Node Implementation Details

Input/Output Structure

Each node follows a consistent interface pattern:

class BaseNode:
    def setup_input(self, context: Context) -> NodeInput
    def run(self, input: NodeInput) -> NodeOutput
    def update_context(self, context: Context, output: NodeOutput) -> Context

Context Management

Nodes share information through a unified context object:

class Context:
    sql_contexts: List[SQLContext]      # Generated SQL and results
    table_schemas: List[TableSchema]    # Database schema information
    metrics: List[BusinessMetric]       # Available business metrics
    reflections: List[Reflection]       # Reflection results
    documents: List[Document]           # Retrieved documentation

Error Handling

Nodes implement comprehensive error handling:

  • Input Validation: Check required parameters and context
  • Execution Safety: Handle database errors and timeouts
  • Output Validation: Ensure output format compliance
  • Recovery Mechanisms: Automatic retry and fallback strategies

Node Configuration

Model Assignment

Different nodes can use different LLM models:

nodes:
  schema_linking:
    model: "claude-3-sonnet"
    temperature: 0.1

  generate_sql:
    model: "gpt-4"
    temperature: 0.2

  reasoning:
    model: "claude-3-opus"
    temperature: 0.3

Prompt Templates

Nodes use configurable prompt templates:

nodes:
  generate_sql:
    prompt_template: "generate_sql_system.j2"
    user_template: "generate_sql_user.j2"

Resource Limits

Configure execution constraints:

nodes:
  execute_sql:
    timeout: 30
    max_rows: 10000
    memory_limit: "1GB"

Best Practices

Node Selection

  1. Use Schema Linking First: Always start workflows with schema linking for context
  2. Combine Complementary Nodes: Use reasoning and generate_sql together for complex queries
  3. Add Reflection for Robustness: Include reflection nodes for adaptive behavior
  4. Use Parallel for Experimentation: Run multiple strategies in parallel for comparison

Performance Optimization

  • Cache Schema Information: Reuse schema linking results across workflows
  • Optimize SQL Generation: Use appropriate model sizes for different complexity levels
  • Limit Result Sets: Configure reasonable limits for SQL execution
  • Monitor Resource Usage: Track memory and CPU usage for long-running workflows

Error Recovery

  • Graceful Degradation: Provide useful partial results when possible
  • Automatic Retry: Implement retry logic for transient failures
  • User Feedback: Surface actionable error messages to users
  • Logging: Maintain detailed logs for debugging and improvement

Advanced Usage

Custom Nodes

Create custom nodes for specific business logic:

class CustomValidationNode(BaseNode):
    def run(self, input: ValidationInput) -> ValidationOutput:
        # Custom validation logic
        return ValidationOutput(is_valid=True, message="Validation passed")

Dynamic Workflows

Nodes can modify workflow execution dynamically:

# In reflection node
if complexity_score > threshold:
    workflow.add_node("reasoning", after="current")

if needs_validation:
    workflow.add_node("compare", before="output")

Node Composition

Combine multiple nodes for complex operations:

# Parallel SQL generation strategies
parallel_node = ParallelNode([
    GenerateSQLNode(strategy="conservative"),
    GenerateSQLNode(strategy="aggressive"),
    GenerateSQLNode(strategy="metric_based")
])

# Select best result
selection_node = SelectionNode(criteria="accuracy")

Conclusion

Nodes are the powerful, modular components that make Datus Agent's workflow system efficient and intelligent.

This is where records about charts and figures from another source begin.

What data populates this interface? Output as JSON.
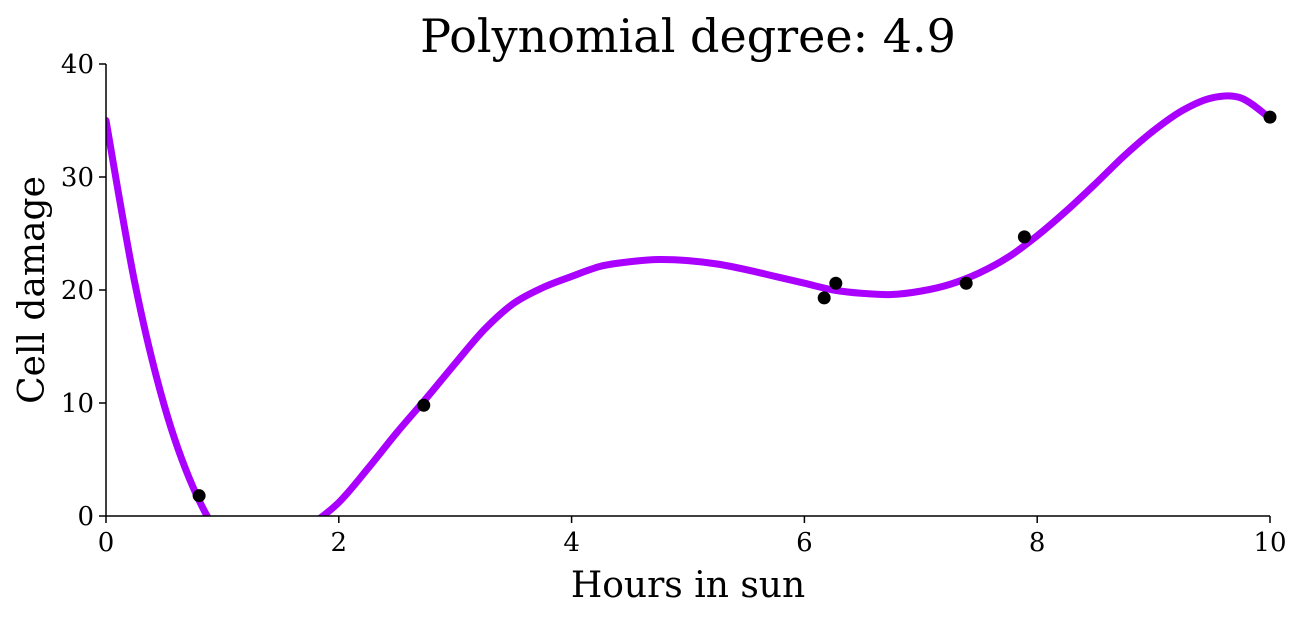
{
  "chart_data": {
    "type": "scatter",
    "title": "Polynomial degree: 4.9",
    "xlabel": "Hours in sun",
    "ylabel": "Cell damage",
    "xlim": [
      0,
      10
    ],
    "ylim": [
      0,
      40
    ],
    "xticks": [
      0,
      2,
      4,
      6,
      8,
      10
    ],
    "yticks": [
      0,
      10,
      20,
      30,
      40
    ],
    "grid": false,
    "points": {
      "color": "#000000",
      "x": [
        0.8,
        2.73,
        6.17,
        6.27,
        7.39,
        7.89,
        10.0
      ],
      "y": [
        1.8,
        9.8,
        19.3,
        20.6,
        20.6,
        24.7,
        35.3
      ]
    },
    "fit_curve": {
      "color": "#aa00ff",
      "x": [
        0,
        0.25,
        0.5,
        0.75,
        1.0,
        1.25,
        1.5,
        1.75,
        2.0,
        2.25,
        2.5,
        2.75,
        3.0,
        3.25,
        3.5,
        3.75,
        4.0,
        4.25,
        4.5,
        4.75,
        5.0,
        5.25,
        5.5,
        5.75,
        6.0,
        6.25,
        6.5,
        6.75,
        7.0,
        7.25,
        7.5,
        7.75,
        8.0,
        8.25,
        8.5,
        8.75,
        9.0,
        9.25,
        9.5,
        9.75,
        10.0
      ],
      "y": [
        35.0,
        20.5,
        9.8,
        2.5,
        -2.0,
        -3.5,
        -2.8,
        -0.9,
        1.2,
        4.2,
        7.4,
        10.4,
        13.5,
        16.5,
        18.8,
        20.2,
        21.2,
        22.1,
        22.5,
        22.7,
        22.6,
        22.3,
        21.8,
        21.2,
        20.6,
        20.0,
        19.7,
        19.6,
        19.9,
        20.5,
        21.5,
        22.9,
        24.8,
        27.0,
        29.4,
        31.9,
        34.1,
        35.9,
        37.0,
        37.0,
        35.2
      ]
    }
  }
}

By understanding each node's purpose and how they work together, users can create sophisticated SQL generation workflows that adapt to complex requirements and deliver accurate results.

The modular design allows for flexible composition, enabling both simple linear workflows and complex adaptive systems that can handle the full spectrum of data analysis challenges.